Directions
When reading modern scientific research it might seem like the statistical tests we’ve been learning about are outdated and rarely used, but in reality, they are still used quite frequently for something known as A/B Testing.
A/B testing is general methodology centered on a statistical comparison of two randomly assigned conditions, “A” and “B”, which can often be viewed as treatment and control groups. For example, a business trying to optimize their webpage design might randomly assign new visitors to receive one of two variants of the page. The business can track the clicks made by the visitors assigned to each page, paying particular attention to certain behaviors (clicking on promotions/ads, adding items to their cart, completing a purchase, etc.)
In this lab we will analyze data from an A/B test conducted by an anonymous company in January 2017 to evaluate the efficacy of two landing page designs for their website. The outcome of interest for this analysis is conversion, in this example conversion refers to a successful sale of the company’s product.
Question 1:
Can a causal relationship be inferred from the A/B testing protocol described in the paragraphs above? What would a causal relationship mean in the context of the application we’ll be investigating in this lab?

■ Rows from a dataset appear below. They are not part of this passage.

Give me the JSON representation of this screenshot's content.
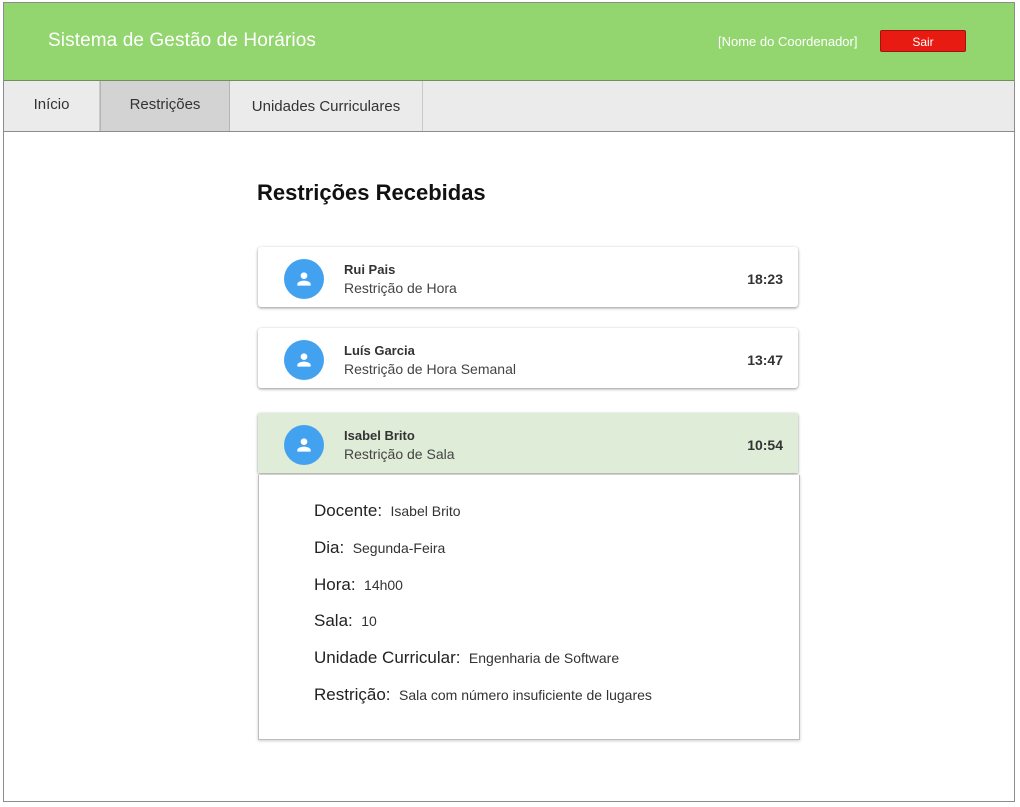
{
  "header": {
    "app_title": "Sistema de Gestão de Horários",
    "user_name": "[Nome do Coordenador]",
    "logout_label": "Sair"
  },
  "tabs": [
    {
      "label": "Início",
      "active": false
    },
    {
      "label": "Restrições",
      "active": true
    },
    {
      "label": "Unidades Curriculares",
      "active": false
    }
  ],
  "main": {
    "heading": "Restrições Recebidas",
    "restrictions": [
      {
        "name": "Rui Pais",
        "type": "Restrição de Hora",
        "time": "18:23",
        "icon": "person-icon"
      },
      {
        "name": "Luís Garcia",
        "type": "Restrição de Hora Semanal",
        "time": "13:47",
        "icon": "person-icon"
      },
      {
        "name": "Isabel Brito",
        "type": "Restrição de Sala",
        "time": "10:54",
        "icon": "person-icon",
        "expanded": true
      }
    ],
    "details": [
      {
        "label": "Docente:",
        "value": "Isabel Brito"
      },
      {
        "label": "Dia:",
        "value": "Segunda-Feira"
      },
      {
        "label": "Hora:",
        "value": "14h00"
      },
      {
        "label": "Sala:",
        "value": "10"
      },
      {
        "label": "Unidade Curricular:",
        "value": "Engenharia de Software"
      },
      {
        "label": "Restrição:",
        "value": "Sala com número insuficiente de lugares"
      }
    ]
  },
  "colors": {
    "header_bg": "#93d66f",
    "logout_bg": "#e81b12",
    "avatar_bg": "#42a2f0",
    "selected_card_bg": "#dfecd8"
  }
}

Download and load the A/B Testing Data into Minitab. The data set contains the following variables:
In nearly any randomized experiment it is possible that the randomization protocol does not work as intended. We’ve already seen several examples of this, including one where the distribution of a key confounding variable was not balanced across groups (the lab monkey example), and another where there was disproportionate cross-over between the assigned treatments (the Minneapolis domestic abuse study). For these reasons, an important preliminary step in analyzing data from a randomized experiment is to determine whether randomization was successful.
Question 2:
Construct a “histogram with groups” of the variable “timestamp” using the variable “group” as the grouping variable. Based upon this graph, do you believe that this experiment’s randomization procedure was successful in preventing date from being a confounding variable in the relationship between “group” and “converted”? Include your graph and briefly explain your reasoning.
Question 3:
The creators of this experiment intended for an equal number of new visitors to be assigned to view each page design and constructed their randomization scheme according. Using the appropriate statistical test, is there evidence that an imbalanced proportion of the sample was assigned to either page? You may conduct your test in Minitab, but you should include the relevant output and a 1-2 sentence conclusion in your lab write-up.
Question 4:
A final concern in some randomized experiments is adherence. For various reasons (browser compatibility, browsing history, etc.), not every new visitor ended up viewing the version of the page they were randomly assigned to visit. To answer this question, use a two-way frequency table to evaluate adherence. Do you think that lack of adherence is a major concern (ie: source of bias) in this experiment? Briefly explain. (Hint: you’re not required to use a statistical test here, rather you should consider the data along with the background of the experiment and make a judgement)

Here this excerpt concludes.